CarolinaWeeper · 28/12/2020 09:10

We have overpaid before in our first house but only once when DH was made redundant but found another job immediately.....we put his redudancy payment straight off the mortgage and it knocked 2 years off our term and helped us with the equity to buy our new house. We have just purchased a much larger house that we intend to be the long term family home but the increase in debt is scaring me a bit. Our mortgage payments are now £1100 a month and we extended the term back to 25 years (was at 18) to enable us to manage the leap now. That term takes us to age 60 and just seems like a huge commitment at the moment.

The (sort of) silver lining is that our childcare bills should dramatically reduce once DC are at school and we currently pay £950 a month in nursery fees so I think it's just a couple of tight years ahead but we wanted to take advantage of the stamp duty holiday to start paying off the big asset now. I would really like to overpay if we can right from the start but may only be able to manage £50 a month for the next couple of years....has anyone else overpaid by small amounts and had it make a difference? Do you just increase your direct debit to the bank?

OP posts:
SantaMonicaPier · 02/01/2021 08:41

It is amazing the difference it can make. For many years we could manage the standard payment only. We then increased by 25%, then 50% and should be on track for 100% overpayment this year. Our aim is to take 12 years off the remaining term.

sansou · 03/01/2021 13:20

Technically, we still have a mortgage - it’s an offset one which we could have paid off in full 5 years ago (8 yrs early). Instead, we’ve deliberately maintained an extremely small mortgage for flexibility, maintain good credit score and have access to a substantial amount basically for another few years for a tiny amount of interest. We stopped being mortgage tarts/rate chasers a long time ago. The rate hasn’t always been the lowest - 1.5% over BoE rate but that becomes less important, the smaller the loan is! We don’t envisage moving house anytime soon unless it’s to downsize in 20 yrs’ time!

We have continued paying into our pensions but we focused more on mortgage overpayments because it was more important for us to decrease our monthly outgoings sooner and have more disposable income than it was to increase our inaccessible until 55 pension pots.

So, from our mid 40’s for the last 5 yrs, we have had much more disposable income which we have channelled into pensions, investments as well as family holidays and the DC’s education.
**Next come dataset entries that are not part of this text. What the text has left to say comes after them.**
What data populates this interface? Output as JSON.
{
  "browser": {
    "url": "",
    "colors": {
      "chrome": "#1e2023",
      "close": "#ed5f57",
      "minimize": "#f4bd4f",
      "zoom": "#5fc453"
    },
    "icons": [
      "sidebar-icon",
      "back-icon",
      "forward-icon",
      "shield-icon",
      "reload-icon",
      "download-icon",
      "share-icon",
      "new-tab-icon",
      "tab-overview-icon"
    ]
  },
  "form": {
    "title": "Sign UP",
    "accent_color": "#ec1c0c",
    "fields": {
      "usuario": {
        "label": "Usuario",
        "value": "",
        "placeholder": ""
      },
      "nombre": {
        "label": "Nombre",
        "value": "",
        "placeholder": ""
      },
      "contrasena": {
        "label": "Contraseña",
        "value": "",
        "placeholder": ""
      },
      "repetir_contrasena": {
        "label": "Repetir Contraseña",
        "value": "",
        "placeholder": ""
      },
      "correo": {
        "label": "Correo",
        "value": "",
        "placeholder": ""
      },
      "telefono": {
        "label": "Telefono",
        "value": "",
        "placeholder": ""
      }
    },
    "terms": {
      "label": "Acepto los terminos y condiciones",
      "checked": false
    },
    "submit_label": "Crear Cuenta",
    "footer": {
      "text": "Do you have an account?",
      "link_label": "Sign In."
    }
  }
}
I’m now nearly 50 and it won’t be a catastrophe if the global recession means redundancy. (Both DH & I lost our jobs back in 2008/9 but were able to find equivalent jobs within the year - not likely if the same was to happen now!)

Pension tax relief is a no brainer but you need liquid assets/funds if life goes pear shaped before you hit 55/56/57. So overpay your mortgage and use your ISA allowance too - just in case!